We live in a therapeutic age. One way we see this is in the heightened focus on inner health and wellness. More and more people are motivated toward living balanced and whole lives. This has had valuable outcomes. One of those outcomes is that it has led people to recognize the need to nourish their mental and spiritual condition. Conversations about the need for mindfulness, meditation, and reflection for internal health are common themes of workshops, news articles, blog posts, and tweets.
Secular modalities embolden people to find the source of healing from within where the journey for wholeness concludes in the self. The desire people have to focus attention on mental and emotional stability is understandable. However, the world’s approaches have an orientation for restoration that come through self-actualization. While the conclusion is flawed the pursuit of internal health is not.
Christians should pursue things that lead to human flourishing but the pursuit must have a different orientation than that of secular models. Christians realize that part of understanding true health must include internal wellness. Despite the reality that the body may have ailments a person can still thrive. This is especially true in regard to spiritual wellness. Internal steadiness comes from orienting our lives to our Creator not ourselves.
With that said, methods utilized by the secular world do not have to lead to the faulty conclusion reached by mainstream health and wellness coaches. Some of the methods, in fact, are tools Christians can and should use. This is because some of these methods are in line with both how God has created us and how God has called us to live well. Two of those tools are mindfulness and meditation
Mindfulness mostly refers to a focus on the present moment in a way that acknowledges how the moment is impacting you mentally, emotionally, and physically. It is the focusing of your thoughts on a reality in front of you or. Mindfulness simply notices and intentionally recognizes how things effect you.
Meditation is thinking. When a person meditates they are focusing their thoughts on a particular subject. It is likely that you were meditating the last time you sat at a long red light. The last time you had a decision to make you likely meditated on the subject before making a decision. You thought about all the possible consequences of the idea. Meditation is not the suppression of rational thought it is a practice of focused thought.
While secular definitions may vary, believers can consider mindfulness and meditation as simply noticing and thinking.
In effort to better understand how these two things can help believers we will look at each in turn with an emphasis on how believers can use these tools in a way that honors God and encourages spiritual health and well being.

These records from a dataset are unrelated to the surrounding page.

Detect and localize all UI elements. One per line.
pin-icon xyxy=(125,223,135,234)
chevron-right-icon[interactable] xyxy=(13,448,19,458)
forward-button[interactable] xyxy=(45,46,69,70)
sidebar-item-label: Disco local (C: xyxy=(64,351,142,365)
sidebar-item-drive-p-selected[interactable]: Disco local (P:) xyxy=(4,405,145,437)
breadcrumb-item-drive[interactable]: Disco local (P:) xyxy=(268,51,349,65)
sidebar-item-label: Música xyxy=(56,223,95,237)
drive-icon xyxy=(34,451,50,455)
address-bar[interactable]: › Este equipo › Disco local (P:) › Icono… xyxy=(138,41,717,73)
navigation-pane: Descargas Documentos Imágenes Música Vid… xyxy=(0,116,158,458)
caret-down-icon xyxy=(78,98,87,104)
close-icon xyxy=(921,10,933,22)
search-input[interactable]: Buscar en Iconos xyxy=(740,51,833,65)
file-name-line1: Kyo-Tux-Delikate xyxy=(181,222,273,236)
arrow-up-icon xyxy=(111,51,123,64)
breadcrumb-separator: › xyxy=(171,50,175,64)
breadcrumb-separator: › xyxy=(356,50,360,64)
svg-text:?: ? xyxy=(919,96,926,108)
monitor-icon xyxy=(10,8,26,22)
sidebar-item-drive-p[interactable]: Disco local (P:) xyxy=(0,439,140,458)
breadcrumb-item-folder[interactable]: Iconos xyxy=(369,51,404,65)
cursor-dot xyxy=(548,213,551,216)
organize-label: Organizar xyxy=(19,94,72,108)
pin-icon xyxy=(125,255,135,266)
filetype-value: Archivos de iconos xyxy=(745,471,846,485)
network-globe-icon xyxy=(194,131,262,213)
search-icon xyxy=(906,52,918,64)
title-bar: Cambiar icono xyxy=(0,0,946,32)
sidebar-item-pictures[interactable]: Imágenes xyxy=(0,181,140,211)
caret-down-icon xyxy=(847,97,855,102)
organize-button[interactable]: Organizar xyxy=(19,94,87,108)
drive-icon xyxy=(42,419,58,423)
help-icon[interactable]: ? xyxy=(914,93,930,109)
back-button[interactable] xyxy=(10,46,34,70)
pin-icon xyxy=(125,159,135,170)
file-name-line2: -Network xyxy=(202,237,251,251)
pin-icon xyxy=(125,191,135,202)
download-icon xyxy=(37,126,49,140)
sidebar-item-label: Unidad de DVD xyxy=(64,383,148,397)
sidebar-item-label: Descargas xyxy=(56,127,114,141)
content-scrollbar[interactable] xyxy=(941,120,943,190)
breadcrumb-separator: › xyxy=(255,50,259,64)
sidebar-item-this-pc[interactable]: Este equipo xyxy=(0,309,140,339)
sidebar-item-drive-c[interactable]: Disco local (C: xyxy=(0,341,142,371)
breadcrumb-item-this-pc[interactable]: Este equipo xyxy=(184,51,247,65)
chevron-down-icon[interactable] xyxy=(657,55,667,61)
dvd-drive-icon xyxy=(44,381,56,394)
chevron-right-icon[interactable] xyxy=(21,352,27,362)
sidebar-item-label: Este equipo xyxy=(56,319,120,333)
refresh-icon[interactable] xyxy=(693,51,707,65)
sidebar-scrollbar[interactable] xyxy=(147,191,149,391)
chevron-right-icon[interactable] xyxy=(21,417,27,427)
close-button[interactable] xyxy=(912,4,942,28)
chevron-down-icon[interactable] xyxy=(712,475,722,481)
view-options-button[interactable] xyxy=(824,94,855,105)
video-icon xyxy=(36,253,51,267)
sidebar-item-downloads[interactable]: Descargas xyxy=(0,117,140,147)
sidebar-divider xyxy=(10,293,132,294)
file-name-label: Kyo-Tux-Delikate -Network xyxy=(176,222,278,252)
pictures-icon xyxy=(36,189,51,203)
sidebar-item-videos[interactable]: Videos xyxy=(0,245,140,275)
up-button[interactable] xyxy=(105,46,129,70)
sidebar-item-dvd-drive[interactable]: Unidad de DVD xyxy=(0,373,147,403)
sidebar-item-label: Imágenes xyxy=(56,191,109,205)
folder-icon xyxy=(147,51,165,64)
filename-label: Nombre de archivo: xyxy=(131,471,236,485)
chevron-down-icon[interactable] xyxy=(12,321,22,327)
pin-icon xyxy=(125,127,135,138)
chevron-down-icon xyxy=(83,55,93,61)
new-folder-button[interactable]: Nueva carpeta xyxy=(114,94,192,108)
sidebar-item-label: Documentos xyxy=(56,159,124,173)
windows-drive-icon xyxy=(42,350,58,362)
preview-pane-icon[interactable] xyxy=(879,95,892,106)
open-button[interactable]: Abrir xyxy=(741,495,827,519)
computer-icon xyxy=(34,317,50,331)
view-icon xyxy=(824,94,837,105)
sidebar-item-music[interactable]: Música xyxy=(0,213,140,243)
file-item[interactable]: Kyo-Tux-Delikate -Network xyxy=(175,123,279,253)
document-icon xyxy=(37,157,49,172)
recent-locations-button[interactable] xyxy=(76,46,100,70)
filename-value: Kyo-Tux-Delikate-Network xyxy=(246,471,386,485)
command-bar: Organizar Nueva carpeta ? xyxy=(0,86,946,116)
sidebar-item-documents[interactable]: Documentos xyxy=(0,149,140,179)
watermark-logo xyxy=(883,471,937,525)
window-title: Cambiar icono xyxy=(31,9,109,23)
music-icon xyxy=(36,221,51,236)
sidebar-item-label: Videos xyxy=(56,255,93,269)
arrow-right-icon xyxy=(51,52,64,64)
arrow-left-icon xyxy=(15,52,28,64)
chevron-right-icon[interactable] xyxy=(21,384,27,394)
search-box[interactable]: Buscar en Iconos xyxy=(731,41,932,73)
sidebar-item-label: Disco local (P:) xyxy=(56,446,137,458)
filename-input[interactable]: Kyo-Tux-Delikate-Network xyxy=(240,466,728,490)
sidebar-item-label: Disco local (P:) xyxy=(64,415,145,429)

For this blog we will look at mindfulness. Mindfulness that leads to spiritual health is an intentional directing of the mind toward truth and noticing how you are impacted by your focused thought.
We see an example of this in the words of Jeremiah in Lamentations 3:21-22. In this passage we have a call to mindfulness.
“This I call to mind and therefore I have hope, the steadfast love of the Lord never ceases. His mercies never come to an end.”
Jeremiah is mentally invoking something specific; the steadfast love of the Lord and His never ending mercies. What do you think of when you call to mind God’s unfaltering love? When you consider His eternal mercy what do you think of? What do these thoughts do to you? For Jeremiah these thoughts caused a reaction: Hope. “This I call to mind therefore I have hope.” Mindfulness isn’t just focusing on a specific truth but it is noticing what this intentional thought does to your whole being. In this case it brings hope.
Prayer is another way mindfulness can be practiced. As you bring the burdens of your heart to the Lord, you call to mind who God is as you place your burden in His care. Your circumstance have not changed because you prayed but your focus has, and this change in focus has an impact on you. The next time you pray about something notice how you feel after. Are you less worried? Do you have peace? The Lord intended that we notice the peace that passes all understanding. Mindfulness is taking the time to notice the impact that spending time with the Lord has on you.
With this explanation of mindfulness it is easy to see why this practice would promote holistic well being. The value of noticing what happens to us can help us experience more fully what we might otherwise move quickly from.
Too often we are fast to move from moments with the Lord to the daily hustle and bustle. Mindfulness means you take time to notice what you gain from time in the Word or prayer. Take time to mindfully experience God’s presence. Allow this practice to nourish your soul toward spiritual health.